Ford announced its new Active Park Assist system before the Detroit Auto Show, but here, in one of McCormick Place's many labyrinthine parking garages, is the first time we've tested it.
To be perfectly fair, we've never successfully used an automatic parallel parking system. On a lark once, we tried out the Lexus GS system and never actually got it to parallel park. We got frustrated somewhere in the middle of the process and gave up, parallel parking in manual mode, which means with our hands and eyes.
We strolled down to the McCormick South parking garage, hopped into the awaiting MKS, and after a very brief bout of instruction from Ford chassis engineer Ali Jammoul we were off to the races. To engage the system you press the park button in the center console; as you drive past a line of parked cars the system uses a long range ultrasonic sensor to measure empty spaces and decide if the car will fit. When it has found a suitable space the driver information center dings to let you know it has one. It then directs you to pull forward until it's happy with the car's position, then directs you to stop and shift into reverse. At this point it's an entirely hands-off affair - press the gas and the car turns the steering wheel itself, providing seamless, parking-professional-level steering. The backup sensors pick up the proximity of the car behind and you brake to a stop, shift into drive and the car tucks you into the spot.

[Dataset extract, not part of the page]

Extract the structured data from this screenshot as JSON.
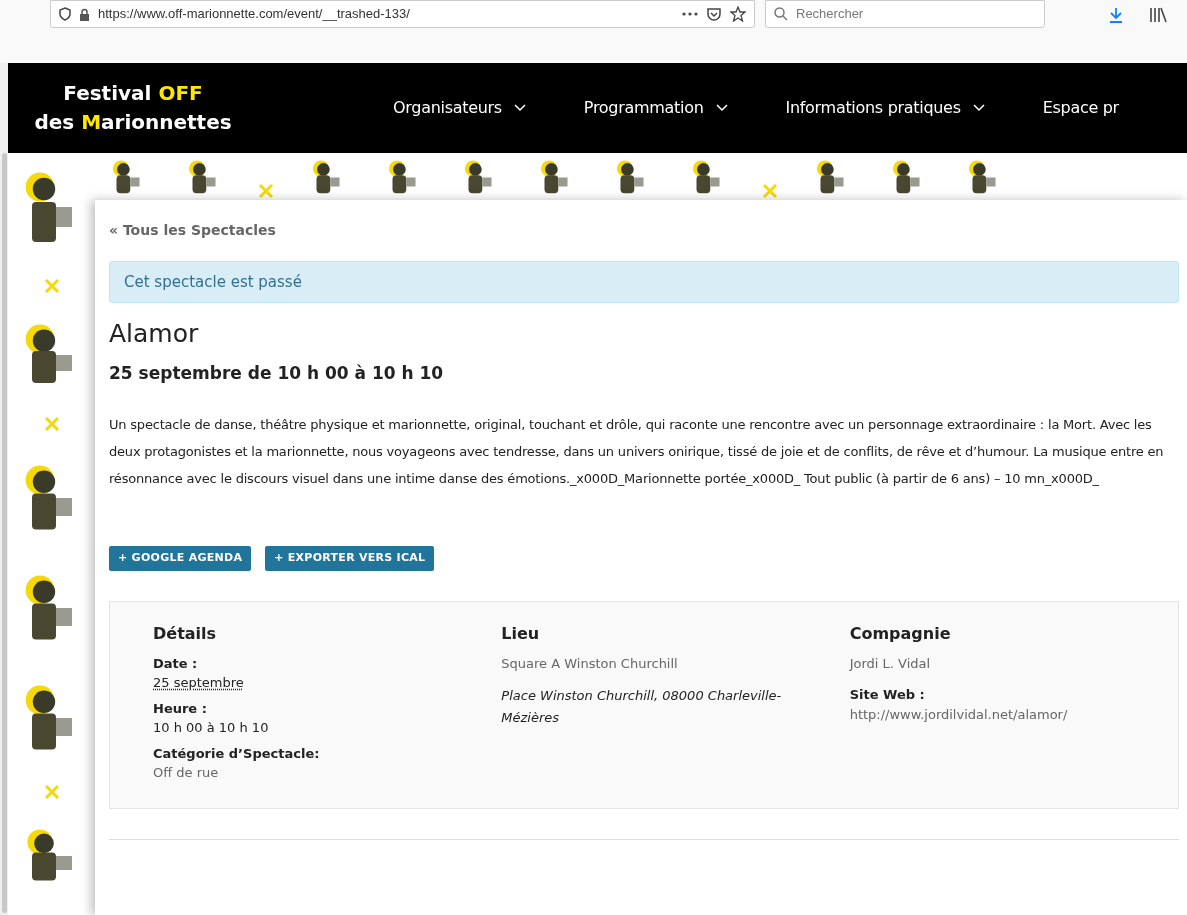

Admittedly, the space here is enormous, estimated at vehicle length plus 60%, but Jammoul assured us the car would easily navigate a space only 20% longer than the car. However, the whole process is so simple and effective as to be almost creepy. This is something which will cause a driver's parallel parking skills to atrophy. Even though it's a gadget we don't particularly want in a car, it's still very impressive.